恐怖の大粛清時代を背景に、ソ連共産党の権力争いをシニカル且つユーモラスに描く、コメディの快作に仕上がっている。
共産党幹部他、各キャラクターを演ずる出演者の個性を活かし、アーマンド・イアヌッチの見事な脚本と軽快な演出は冴え渡る。
ドラマの中で重要な存在となる”NKDV/内務人民委員部”が、舞台となる時代には存在していなかった歴史的事実などを気にする声などもあるが、細かいことは抜きにして楽しめる傑作コメディであり、批評家からも絶賛された作品。

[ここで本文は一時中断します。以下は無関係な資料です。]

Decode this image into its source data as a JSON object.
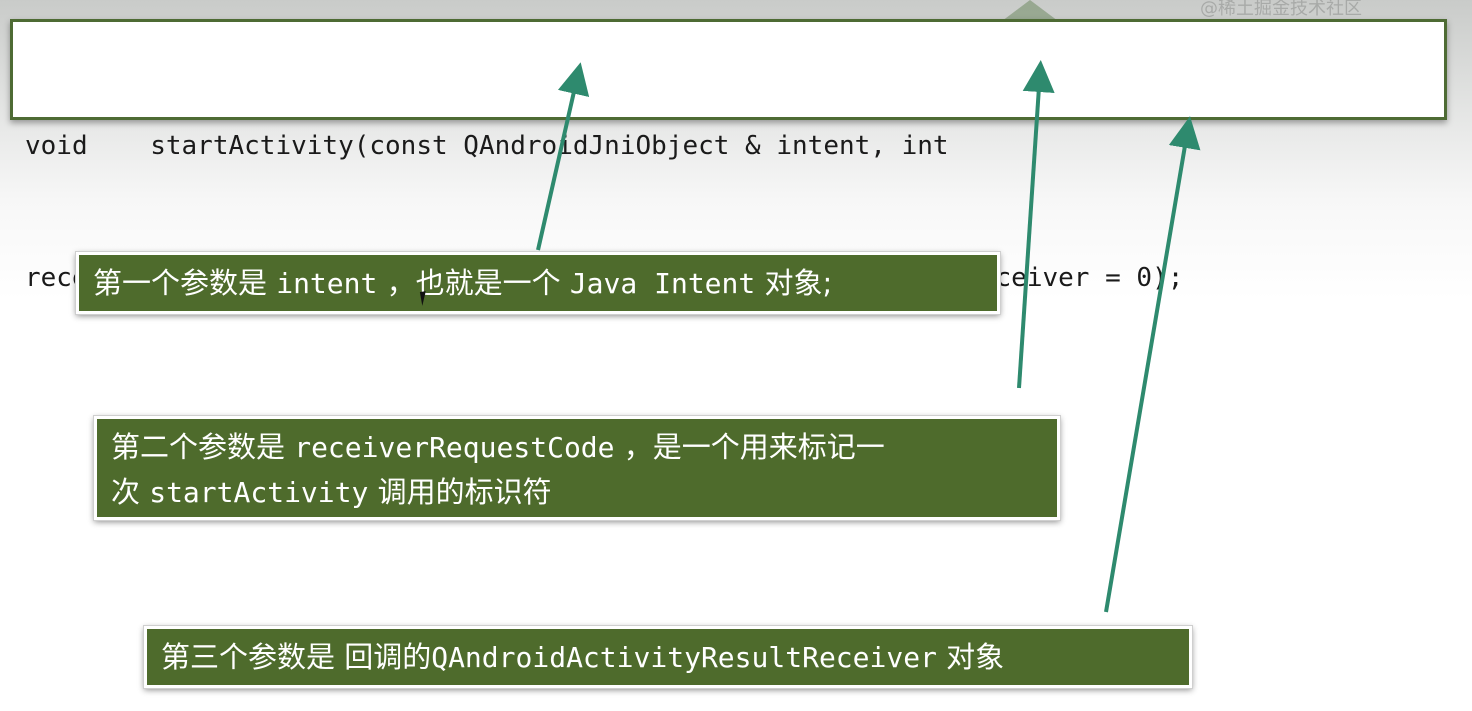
{
  "watermark": "@稀土掘金技术社区",
  "code": {
    "line1": "void    startActivity(const QAndroidJniObject & intent, int",
    "line2": "receiverRequestCode, QAndroidActivityResultReceiver * resultReceiver = 0);"
  },
  "callouts": [
    {
      "prefix": "第一个参数是 ",
      "term": "intent",
      "middle": " ，也就是一个 ",
      "term2": "Java Intent",
      "suffix": " 对象;"
    },
    {
      "prefix": "第二个参数是 ",
      "term": "receiverRequestCode",
      "middle": " ，是一个用来标记一",
      "line2_prefix": "次 ",
      "term2": "startActivity",
      "suffix": " 调用的标识符"
    },
    {
      "prefix": "第三个参数是 回调的",
      "term": "QAndroidActivityResultReceiver",
      "suffix": " 对象"
    }
  ],
  "colors": {
    "callout_bg": "#4e6b2c",
    "arrow": "#2e8a6e",
    "code_border": "#4e6b34"
  }
}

持ち味を活かしニキータ・フルシチョフを怪演するスティーヴ・ブシェミ、大粛清のキーマン、そして”変態”でもあり失脚し処刑されるラヴレンチー・ベリヤのサイモン・ラッセル・ビール、”ラジオ・モスクワ”のディレクター、パディ・コンシダイン、スターリンの息子ワシーリー・スターリンのルパート・フレンド、その妹スヴェトラーナ・アリルーエワのアンドレア・ライズボロー、ゲオルギー・ジューコフ元帥を豪快に演ずるジェイソン・アイザックス、外務大臣ヴャチェスラフ・モロトフのマイケル・ペイリン、最高指導者代行となるオルギー・マレンコフのジェフリー・タンバー、ヨシフ・スターリンのエイドリアン・マクラフリン、ピアニスト、マリヤ・ユーディナのオルガ・キュリレンコ、貿易大臣アナスタス・ミコヤンのポール・ホワイトハウス、国防大臣ニコライ・ブルガーニンのポール・チャヒディ、労働大臣ラーザリ・カガノーヴィチのダーモット・クロウリー、陸軍の将軍ジェームズ・バリスケール、同じくイワン・コーネフのダニエル・フェーン、同じくキリル・モスカレンコのルーク・ディシルバ、ジューコフの参謀リーロイ・マレー、レオニード・ブレジネフのジェラルド・レプコウスキー、周恩来のデイブ・ウォン、アイスホッケー・コーチ、アナトリー・タラソフのリチャード・ブレイク、モロトフの妻ポリーナ・モロトワのダイアナ・クイック、指揮者のジャスティン・エドワーズ、怪我をした彼の代理ニコラス・ウッドソン、ラジオ・モスクワのアシスタント、トム・ブルック、スターリンを診察する老医師のカール・ジョンソン、彼のことを当局に通報するカーラ・ホーガン、NKDVのジョナサン・アリスとポール・レディ、音楽家のロジャー・アシュトン=グリフィス、フルシチョフの妻ニーナ・フルシチェワのシルヴェストラ・ル・トゥーゼルなどが共演している。